Im Jahre 2022 ist das Release eines Doppelalbums ein riskantes Unterfangen: Einerseits ist gar nicht klar, ob solch ein langes Stück Musik in Zeiten von Single-Versessenheit und immer kürzer werdenden Aufmerksamkeitsspannen überhaupt in einem Rutsch gehört wird.

Andererseits gibt es den künstlerischen Aspekt: Schafft man es, ein Werk zu kreieren, das – ob theoretisch oder tatsächlich – über vier verschiedene Vinylseiten zu fesseln und begeistern vermag?

Viele legendäre Doppelplatten verteilen sich über die Musikgeschichte: Von den Beatles über Stevie Wonder bis hin zu den Smashing Pumpkins gibt es eine lange Reihe an Acts, die dem Format huldigen.

Für Unloved ist es mit ihrer dritten Platte soweit. Relativ früh in der Bandgeschichte, hält es DJ David Holmes, Produzent Keefus Ciancia und Sängerin Jade Vincent dennoch nicht davon ab, sich in 22 Tracks auf „The Pink Album“ ausgiebig auszuprobieren.

„Ausprobieren“ ist hier das Stichwort der Stunde, denn Experimente sind ein signifikanter Bestandteil der Platte. Vieles, was die Vorgänger „Guilty Of Love“ (2016) und „Heartbreak“ (2019) starteten, denken Unloved zu Ende und danach weit über die Ziellinie hinaus.

Etwa den cineastischen Charakter ihrer Musik, die zwischen verdrossenem Trip-Hop, schaurigem Freak-Folk und undefinierbaren wie unorthodoxen Sound-Fetzen vor sich hin wuchert.

Konstant prasselt ein überdimensionaler Schwall aus Synthesizern, Fuzz-Bässen und Gitarren, unbändiger Retro-Coolness und cineastischer Dramatik nieder und versucht gar nicht erst, in irgendeiner Weise eingängig zu sein.

Jedenfalls nicht in Pop-Musik-Dimensionen: Vielmehr wirkt „The Pink Album“ wie der Soundtrack zu einem Film, der noch nicht gedreht wurde. Statt gewohnten Songstrukturen finden sich hier Dramaturgie und Stücke, die nahezu in Reinform Emotionen übertragen.
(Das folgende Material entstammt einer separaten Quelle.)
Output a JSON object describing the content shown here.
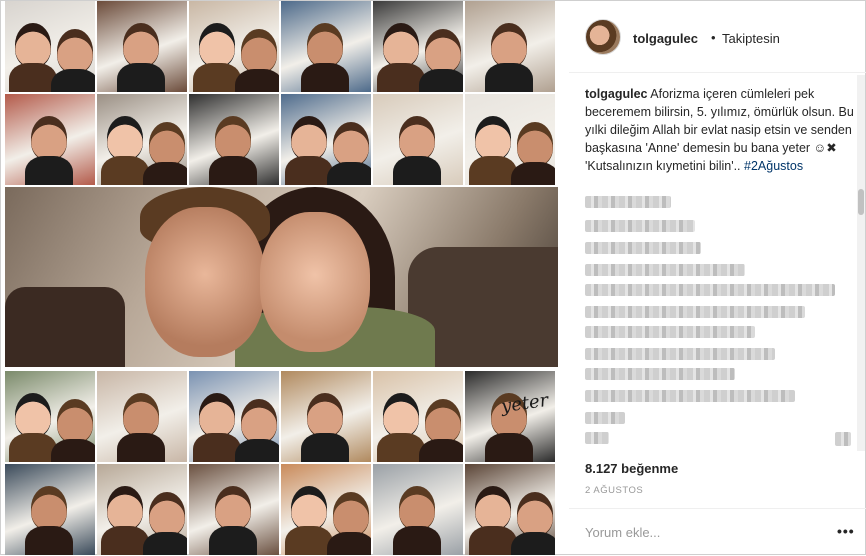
{
  "post": {
    "username": "tolgagulec",
    "dot": "•",
    "follow_status": "Takiptesin",
    "caption_user": "tolgagulec",
    "caption_text": " Aforizma içeren cümleleri pek beceremem bilirsin, 5. yılımız, ömürlük olsun. Bu yılki dileğim Allah bir evlat nasip etsin ve senden başkasına 'Anne' demesin bu bana yeter ☺✖ 'Kutsalınızın kıymetini bilin'.. ",
    "hashtag": "#2Ağustos",
    "likes": "8.127 beğenme",
    "date": "2 AĞUSTOS",
    "comment_placeholder": "Yorum ekle...",
    "more_label": "•••"
  },
  "collage": {
    "tile_colors": [
      [
        "#d8d4cf",
        "#6b4b3a",
        "#c9b7a4",
        "#4d6a8a",
        "#3a3a3a",
        "#b0a090"
      ],
      [
        "#b35a4a",
        "#9a8f84",
        "#2f2f2f",
        "#4e6b8c",
        "#d8cbbb",
        "#e8e4de"
      ],
      [
        "#7a8a6a",
        "#c8b6a6",
        "#7a92b2",
        "#b0895e",
        "#d9c2a8",
        "#2a2a2a"
      ],
      [
        "#3a4a5a",
        "#b7a897",
        "#6a5040",
        "#c98a5a",
        "#9aa0a6",
        "#5a4436"
      ]
    ],
    "overlay_text": "yeter"
  }
}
Diese Erklärung wäre nicht völlig aus der Luft gegriffen, denn Tracks der ersten beiden Unloved-Alben fanden bereits ihren Weg in den Soundtrack der US-Serie „Killing Eve“.

Aber auch vor der Bandgründung 2015 machten sich die einzelnen Mitglieder einen Namen als Session- und Livemusiker, sowie als Komponisten für Film und Fernsehen.

Auf ihrem dritten Album wird das besonders deutlich, denn die gemächlichen Songs mäandern langsam daher, fließen ineinander und lassen die Szenen, die sie in der Theorie unterlegen könnten, förmlich im Bewusstsein erscheinen.

Ob es um bluesige Film-Noir-Stimmung, um grell schimmernde Psych-Synths oder um lässigen, primitiven Post-Punk geht – alle Tracks vereint die schummerige Lo-Fi-Produktion und der emotionale Tiefgang, den Sängerin Vincent mit ihrer eigentlich eher gleichgültigen Stimmlage stützt.

Die Intention hinter dem Doppelalbum ist klar, allerdings ist Vorsicht geboten, mit welchen Erwartungen man an „The Pink Album“ herantritt. Denn so faszinierend die Prämisse ist, so ermüdend ist sie auf Dauer.

Irgendwann schwindet die Aufmerksamkeit bei der Langatmigkeit, die durch zu subtile und dadurch flache Spannungsbögen mit jedem Song etwas deutlicher wird.

Besonders zum Ende hin, wenn die Tracks immer zerstreuter und repetitiver werden, ist die Geduld irgendwann nicht mehr stark genug und man möchte die vierminütigen Soundfetzen in Dauerschleife eigentlich am liebsten ausschalten.

Ob es da wirklich ein ganzes Doppelalbum sein musste, nur um auf Spielfilmlänge zu kommen, ist sicher diskutabel. Ihren Punkt hätten Unloved, gerade wegen der mitreißenden Ansätze, auch in der Hälfte der Zeit rüberbringen können.